Ag50-PVP NPs exert dose-dependent effects in vivo. Histological analysis of representative lung sections of S mice 5 days after SUP (a), 50 μg Ag50-PVP (b) or 1 μg Ag50-PVP (c) and ovalbumin (OVA) challenge. Periodic acid Schiff (PAS) staining: inflammatory infiltrate (arrows) and mucus hypersecretion (arrowheads). Scale bar: 100 μm.

Figure 4

Ag-NPs size and surface modification significantly affects their in vivo response. BALF cell analysis following intratracheal (i.t.) instillation of (a) Ag200-PVP and (b) Ag50-citrate prior to OVA challenge. In each graph, on the left are non-sensitized mice (NS) and on the right sensitized (S) mice. White plots represent particle-free supernatant (SUP) controls and filled/colored plots depict NP-treated lungs. The dose is given above. AMs, alveolar macrophages; Neu, neutrophils; Ly, lymphocytes and Eos, eosinophils. (n = 5–10/group) * p < 0.05, ** p < 0.01; ns, not significant; ^# p < 0.05, ^## p < 0.01, ^### p < 0.001 vs. respective groups treated with Ag50-PVP.

Figure 5

Ag-NPs size and surface modification significantly affects BALF total protein and cytokines and the expression of inflammatory genes. Total protein (A) and IL-5 (B) were analyzed in BALF (n = 5–6/group) and the expression of Arg1 (C) and Muc5ac (D) was analyzed in lung homogenates (n = 3–4/group); lungs were retrieved on day 53, 24 h after NPs or particle-free supernatant (SUP) instillation and OVA challenge. The groups are depicted underneath. White plots represent SUP controls and filled/colored plots represent NP-treated groups. * p < 0.05, *** p < 0.001 vs.
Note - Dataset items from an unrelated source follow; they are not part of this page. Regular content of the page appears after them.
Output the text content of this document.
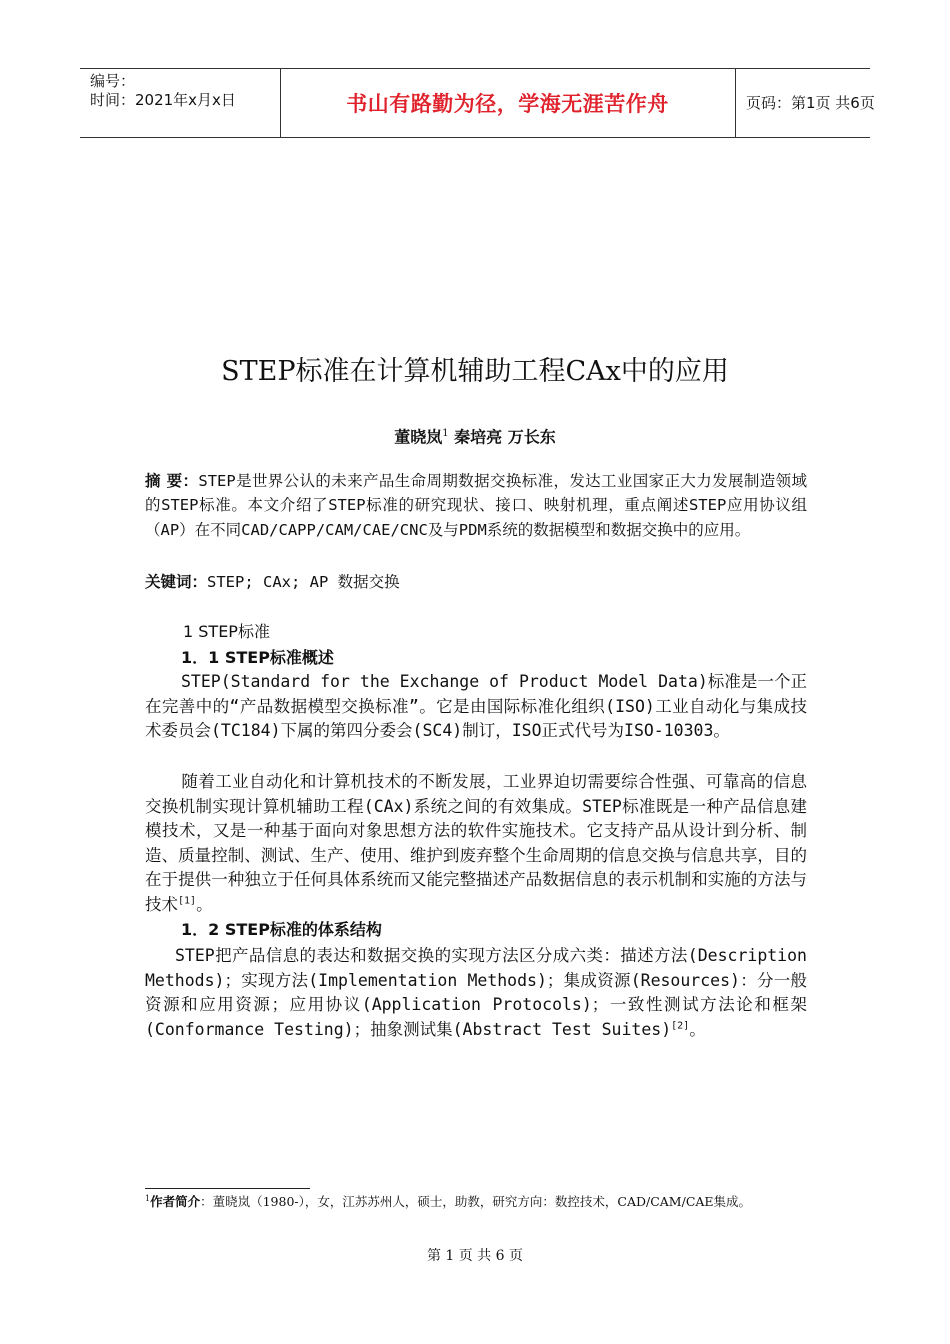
编号：
时间：2021年x月x日	书山有路勤为径，学海无涯苦作舟	页码：第1页 共6页
STEP标准在计算机辅助工程CAx中的应用
董晓岚$^1$ 秦培亮 万长东
摘 要：STEP是世界公认的未来产品生命周期数据交换标准，发达工业国家正大力发展制造领域的STEP标准。本文介绍了STEP标准的研究现状、接口、映射机理，重点阐述STEP应用协议组（AP）在不同CAD/CAPP/CAM/CAE/CNC及与PDM系统的数据模型和数据交换中的应用。
关键词：STEP; CAx; AP 数据交换
1 STEP标准
1．1 STEP标准概述
STEP(Standard for the Exchange of Product Model Data)标准是一个正在完善中的“产品数据模型交换标准”。它是由国际标准化组织(ISO)工业自动化与集成技术委员会(TC184)下属的第四分委会(SC4)制订，ISO正式代号为ISO-10303。
随着工业自动化和计算机技术的不断发展，工业界迫切需要综合性强、可靠高的信息交换机制实现计算机辅助工程(CAx)系统之间的有效集成。STEP标准既是一种产品信息建模技术，又是一种基于面向对象思想方法的软件实施技术。它支持产品从设计到分析、制造、质量控制、测试、生产、使用、维护到废弃整个生命周期的信息交换与信息共享，目的在于提供一种独立于任何具体系统而又能完整描述产品数据信息的表示机制和实施的方法与技术[1]。
1．2 STEP标准的体系结构
STEP把产品信息的表达和数据交换的实现方法区分成六类：描述方法(Description Methods)；实现方法(Implementation Methods)；集成资源(Resources)：分一般资源和应用资源；应用协议(Application Protocols)；一致性测试方法论和框架(Conformance Testing)；抽象测试集(Abstract Test Suites)[2]。
$^1$作者简介：董晓岚（1980-），女，江苏苏州人，硕士，助教，研究方向：数控技术，CAD/CAM/CAE集成。
第 1 页 共 6 页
NS SUP; ^# p < 0.05, ^## p < 0.01, ^### p < 0.001 vs. 50 μg Ag50-PVP.

Figure 6

Lung microbiome beta: diversity analysis. Principal Component Analysis (PCA) plot generated from partial 16S ribosomal ribonucleic acid (rRNA) gene sequences clustered in operational taxonomic units (OTUs) with a 97% similarity level obtained from lung samples of two mice batches treated with either Ag50-PVP (batch 1) or Ag50-citrate (batch 2) NPs in different doses (1 µg, 50 µg) and the respective controls (SUP). The 10 most abundant OTUs are shown. Significant differences between the factors: coating/batch (Ag50-PVP/batch-1 vs. Ag50-citrate/batch-2) and dose (SUP, 1 µg, 50 µg), are indicated by p values < 0.05 (bold letters).

Figure 7

Experimental protocol. Sensitized (S) mice were intraperitoneally injected with 1 µg OVA in phosphate-buffered saline (PBS)/alum (black arrows). Non-sensitized (NS) mice were injected with PBS/alum. On day 52, mice were intratracheally instilled with Ag-NPs or with SUP (white arrow) and subsequently challenged with OVA aerosol (arrowhead). Mice were sacrificed on day 53 or on day 57 (stars).